Social interactions such as grooming or playing often occur when a young rhesus monkey approaches a peer. Despite the higher frequency of their approaches, the IgG-ASD offspring did not interact socially with peers more often than did the offspring whose mothers did not receive IgG-ASD antibodies. "In fact, there actually was a trend for the IgG-ASD offspring to receive less grooming from their same-age peers," she said. "It is possible that there were subtleties in the demeanor of the IgG-ASD offspring that dissuaded their peers from interacting with them."
These new behavioral findings build upon previous studies exploring the role of maternal antibodies in autism, including a pilot study conducted in non-human primates in 2008. During the past five years, study co-author Judy Van de Water and her colleagues have made substantial progress in characterizing which maternal antibodies are highly specific to autism. Van de Water with colleagues Rob Berman and Daniel Braunschweig recently reported that mouse offspring prenatally exposed to these autism-specific antibodies exhibit altered physical and social development, including anxiety and social behavior.
"The non-human primate study provides an exciting look at the pathologic effect of these autism-specific maternal antibodies," said Judy Van de Water, who originally described the association between maternal antibodies to fetal brain proteins and ASD.
In addition to the behavioral changes, MRI analysis of the brains revealed altered patterns of neurodevelopment in the monkey offspring exposed to the IgG-ASD antibodies. The rate of brain growth was significantly faster in the male, but not female, IgG-ASD offspring, when compared with that of the control offspring. The total brain volume of the male IgG-ASD offspring also was significantly greater than normal, the researchers found.

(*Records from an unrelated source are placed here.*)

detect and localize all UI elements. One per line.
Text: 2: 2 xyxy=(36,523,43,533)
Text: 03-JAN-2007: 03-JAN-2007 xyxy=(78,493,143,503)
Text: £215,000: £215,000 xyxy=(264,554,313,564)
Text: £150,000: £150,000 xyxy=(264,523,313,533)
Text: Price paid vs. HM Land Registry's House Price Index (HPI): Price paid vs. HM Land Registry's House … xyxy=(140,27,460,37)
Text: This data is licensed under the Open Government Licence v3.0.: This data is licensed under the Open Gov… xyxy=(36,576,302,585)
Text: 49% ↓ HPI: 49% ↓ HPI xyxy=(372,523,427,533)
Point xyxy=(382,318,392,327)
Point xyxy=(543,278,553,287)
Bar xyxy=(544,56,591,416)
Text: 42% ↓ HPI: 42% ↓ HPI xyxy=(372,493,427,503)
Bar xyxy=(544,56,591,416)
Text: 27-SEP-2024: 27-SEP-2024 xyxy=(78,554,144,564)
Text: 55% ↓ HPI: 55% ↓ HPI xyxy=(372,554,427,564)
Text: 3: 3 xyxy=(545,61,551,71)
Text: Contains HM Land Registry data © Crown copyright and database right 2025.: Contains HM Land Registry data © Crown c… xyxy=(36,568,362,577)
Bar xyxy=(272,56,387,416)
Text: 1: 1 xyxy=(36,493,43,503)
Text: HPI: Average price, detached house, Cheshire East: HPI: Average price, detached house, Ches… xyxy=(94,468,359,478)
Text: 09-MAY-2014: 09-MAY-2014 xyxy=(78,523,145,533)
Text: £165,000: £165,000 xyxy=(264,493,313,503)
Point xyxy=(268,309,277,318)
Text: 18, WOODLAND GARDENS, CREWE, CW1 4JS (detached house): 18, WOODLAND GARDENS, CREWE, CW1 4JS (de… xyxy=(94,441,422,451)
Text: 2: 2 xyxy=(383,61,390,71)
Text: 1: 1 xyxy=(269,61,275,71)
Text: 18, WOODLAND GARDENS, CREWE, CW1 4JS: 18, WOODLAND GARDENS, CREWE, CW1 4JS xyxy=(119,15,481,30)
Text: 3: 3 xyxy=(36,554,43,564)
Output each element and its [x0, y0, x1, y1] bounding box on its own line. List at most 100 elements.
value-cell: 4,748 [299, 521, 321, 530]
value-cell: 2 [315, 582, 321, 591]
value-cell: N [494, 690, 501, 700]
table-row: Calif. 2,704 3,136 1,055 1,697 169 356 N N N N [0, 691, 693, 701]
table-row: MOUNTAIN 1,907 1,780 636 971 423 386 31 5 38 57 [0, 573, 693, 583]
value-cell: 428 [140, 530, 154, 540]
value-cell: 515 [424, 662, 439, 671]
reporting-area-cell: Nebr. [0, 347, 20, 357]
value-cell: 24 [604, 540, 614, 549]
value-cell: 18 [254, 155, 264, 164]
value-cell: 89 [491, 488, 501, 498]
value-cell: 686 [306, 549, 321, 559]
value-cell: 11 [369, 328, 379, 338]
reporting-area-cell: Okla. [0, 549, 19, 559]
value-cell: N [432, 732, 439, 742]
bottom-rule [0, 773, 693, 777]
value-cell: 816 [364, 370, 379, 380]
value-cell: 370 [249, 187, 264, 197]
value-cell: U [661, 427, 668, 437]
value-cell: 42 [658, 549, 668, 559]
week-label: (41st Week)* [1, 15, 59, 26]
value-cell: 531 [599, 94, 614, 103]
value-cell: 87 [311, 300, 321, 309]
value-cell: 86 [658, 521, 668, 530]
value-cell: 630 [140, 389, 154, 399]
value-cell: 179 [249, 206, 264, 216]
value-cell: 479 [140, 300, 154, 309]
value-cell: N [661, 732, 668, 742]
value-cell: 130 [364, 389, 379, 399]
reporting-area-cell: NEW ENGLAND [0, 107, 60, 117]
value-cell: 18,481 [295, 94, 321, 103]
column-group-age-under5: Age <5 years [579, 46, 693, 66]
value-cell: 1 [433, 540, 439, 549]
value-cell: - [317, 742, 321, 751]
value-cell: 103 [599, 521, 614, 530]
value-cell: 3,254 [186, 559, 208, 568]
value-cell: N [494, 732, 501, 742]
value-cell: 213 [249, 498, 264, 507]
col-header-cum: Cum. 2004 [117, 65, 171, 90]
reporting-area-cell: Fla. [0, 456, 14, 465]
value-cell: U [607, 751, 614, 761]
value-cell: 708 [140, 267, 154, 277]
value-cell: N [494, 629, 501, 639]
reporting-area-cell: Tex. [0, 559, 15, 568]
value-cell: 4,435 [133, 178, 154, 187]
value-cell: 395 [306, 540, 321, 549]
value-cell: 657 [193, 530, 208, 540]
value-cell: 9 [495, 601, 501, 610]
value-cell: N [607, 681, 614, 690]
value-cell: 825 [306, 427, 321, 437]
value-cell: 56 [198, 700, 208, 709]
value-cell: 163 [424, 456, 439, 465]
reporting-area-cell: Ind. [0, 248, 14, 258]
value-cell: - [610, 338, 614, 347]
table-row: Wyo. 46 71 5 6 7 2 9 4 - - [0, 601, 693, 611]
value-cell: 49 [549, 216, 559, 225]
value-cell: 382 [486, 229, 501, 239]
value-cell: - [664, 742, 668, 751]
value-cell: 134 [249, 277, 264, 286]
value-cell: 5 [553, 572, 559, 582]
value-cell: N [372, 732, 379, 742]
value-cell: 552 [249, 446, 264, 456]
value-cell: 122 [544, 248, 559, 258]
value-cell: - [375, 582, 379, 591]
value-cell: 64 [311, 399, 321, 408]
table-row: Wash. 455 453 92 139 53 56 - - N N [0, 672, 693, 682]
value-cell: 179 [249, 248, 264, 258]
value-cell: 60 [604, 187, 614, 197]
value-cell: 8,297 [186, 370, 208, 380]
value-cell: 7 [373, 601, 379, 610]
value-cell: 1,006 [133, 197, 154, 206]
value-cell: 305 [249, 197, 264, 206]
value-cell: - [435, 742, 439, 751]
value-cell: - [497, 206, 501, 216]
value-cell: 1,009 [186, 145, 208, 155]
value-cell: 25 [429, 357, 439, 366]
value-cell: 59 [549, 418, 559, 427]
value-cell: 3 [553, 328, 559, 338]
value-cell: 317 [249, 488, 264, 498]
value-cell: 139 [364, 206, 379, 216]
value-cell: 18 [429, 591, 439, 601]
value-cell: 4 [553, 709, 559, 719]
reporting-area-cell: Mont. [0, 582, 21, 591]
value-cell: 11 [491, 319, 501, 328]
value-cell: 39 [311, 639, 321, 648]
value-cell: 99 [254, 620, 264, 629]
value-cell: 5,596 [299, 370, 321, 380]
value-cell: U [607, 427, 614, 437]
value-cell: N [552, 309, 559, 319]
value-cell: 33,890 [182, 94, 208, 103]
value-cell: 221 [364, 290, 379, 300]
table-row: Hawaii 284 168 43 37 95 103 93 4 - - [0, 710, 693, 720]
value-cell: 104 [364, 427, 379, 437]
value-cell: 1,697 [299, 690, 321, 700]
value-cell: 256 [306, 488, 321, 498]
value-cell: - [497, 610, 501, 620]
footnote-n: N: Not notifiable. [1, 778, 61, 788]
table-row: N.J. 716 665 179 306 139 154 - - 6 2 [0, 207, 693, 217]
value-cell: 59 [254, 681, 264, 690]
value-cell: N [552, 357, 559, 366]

While it is not clear why prenatal exposure to these antibodies only alters brain volume in the male offspring, a similar trajectory of abnormal brain development has been observed in male children with autism. Recent research from the MIND Institute has reported that boys with autism who were exposed prenatally to the same antibodies have significantly larger brains than boys with autism born to mothers without the IgG-ASD antibodies and typically developing control groups.
"The combination of brain and behavioral changes observed in the nonhuman primate offspring exposed to these autism-specific antibodies suggests that this is a very promising avenue of research." Bauman adds that this unique interdisciplinary study requires a team of researchers with expertise in immunology, animal behavior and neuroscience thus "highlighting the collaborative efforts that characterize research at the UC Davis MIND Institute."
David Amaral, research director of the MIND Institute and senior author of the paper, noted "that much research remains ahead of us to identify the mechanisms by which the antibodies affect brain development and behavior. But, this program of research is very exciting, because it opens pathways to potentially predicting and preventing some portion of future autism cases."
Other study authors are Ana-Maria Iosif, Paul Ashwood, Daniel Braunschweig, Aaron Lee, Cynthia M. Schumann, Judy Van de Water and David G. Amaral, all of UC Davis.
This study was funded by the National Institute of Mental Health Grant # R01M H80218; the California National Primate Research Center Grant # RR00169. Human subject serum collection was supported by The UC Davis MIND Institute Pilot Grant Program and the National Center for Research Resources, National Institutes of Health, through Grant #UL1 RR024146.